Quarter-wave vertical or radial:

Length_meters = 71.5 / Frequency_MHz

End-fed half-wave (EFHW):

Length_meters = 143 / Frequency_MHz (same as dipole, but fed at one end)

Inverted-V dipole:

Each leg = (143 / Frequency_MHz) / 2

The apex angle affects resonant frequency. At a 90° apex angle, shorten each leg by about 3% compared to a flat dipole.

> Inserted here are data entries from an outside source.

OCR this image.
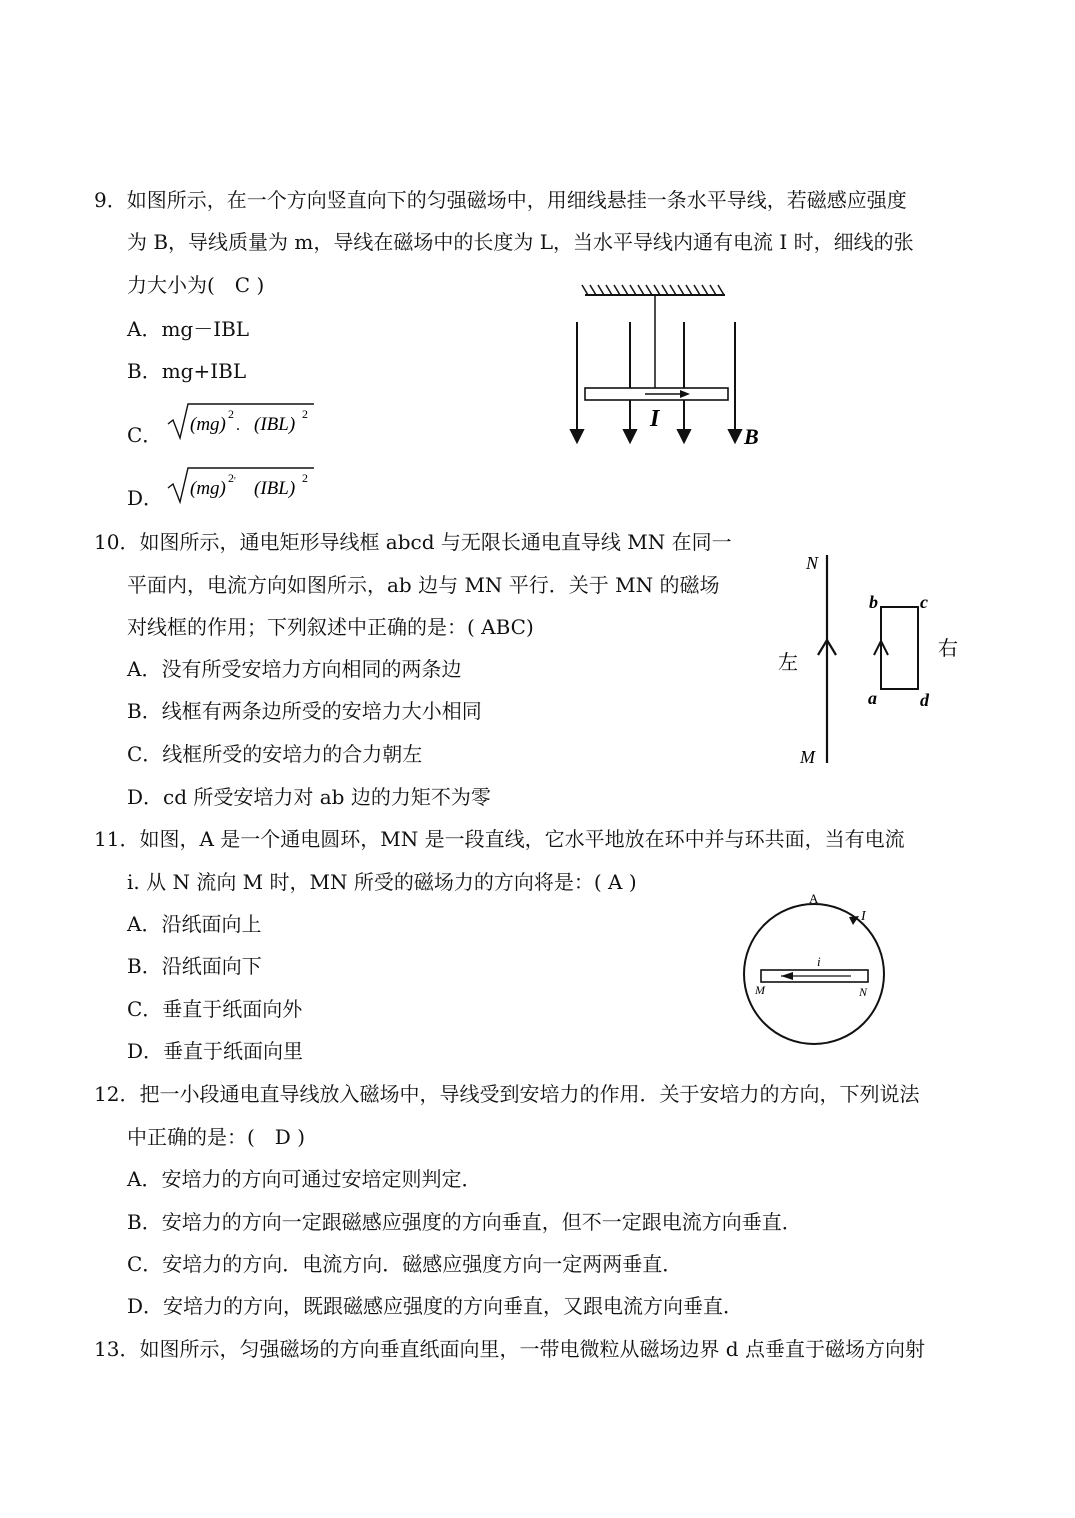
9．如图所示，在一个方向竖直向下的匀强磁场中，用细线悬挂一条水平导线，若磁感应强度
为 B，导线质量为 m，导线在磁场中的长度为 L，当水平导线内通有电流 I 时，细线的张
力大小为(　C )
A．mg－IBL
B．mg+IBL
C．
D．
(mg) 2
. (IBL) 2
(mg) 2 ' (IBL) 2
I
B
10．如图所示，通电矩形导线框 abcd 与无限长通电直导线 MN 在同一
平面内，电流方向如图所示，ab 边与 MN 平行．关于 MN 的磁场
对线框的作用；下列叙述中正确的是：( ABC)
A．没有所受安培力方向相同的两条边
B．线框有两条边所受的安培力大小相同
C．线框所受的安培力的合力朝左
D．cd 所受安培力对 ab 边的力矩不为零
N
M
左
右
b c
a d
11．如图，A 是一个通电圆环，MN 是一段直线，它水平地放在环中并与环共面，当有电流
i. 从 N 流向 M 时，MN 所受的磁场力的方向将是：( A )
A．沿纸面向上
B．沿纸面向下
C．垂直于纸面向外
D．垂直于纸面向里
A
I
i
M	N
12．把一小段通电直导线放入磁场中，导线受到安培力的作用．关于安培力的方向，下列说法
中正确的是：(　D )
A．安培力的方向可通过安培定则判定．
B．安培力的方向一定跟磁感应强度的方向垂直，但不一定跟电流方向垂直．
C．安培力的方向．电流方向．磁感应强度方向一定两两垂直．
D．安培力的方向，既跟磁感应强度的方向垂直，又跟电流方向垂直．
13．如图所示，匀强磁场的方向垂直纸面向里，一带电微粒从磁场边界 d 点垂直于磁场方向射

Common Amateur Band Reference

Worked Example

Building a 40-meter band dipole for 7.15 MHz:

• Total length: 143 / 7.15 = 20.0 meters (65.6 feet)
• Each leg: 20.0 / 2 = 10.0 meters (32.8 feet)
• Cut slightly long and trim for lowest SWR

Wire Gauge Effect

Thicker wire has a slightly lower velocity factor, making the antenna slightly shorter. For typical 14 AWG (1.63 mm) wire, the 143 constant works well. For very thin wire (22 AWG), use 142. For thick wire (10 AWG), use 144.

Height Matters

A dipole should ideally be at least a quarter wavelength above ground for best performance. On 40 meters, that means at least 10 meters (33 feet) high. Lower heights reduce efficiency and change the radiation pattern, favoring higher takeoff angles (better for local contacts, worse for long-distance DX).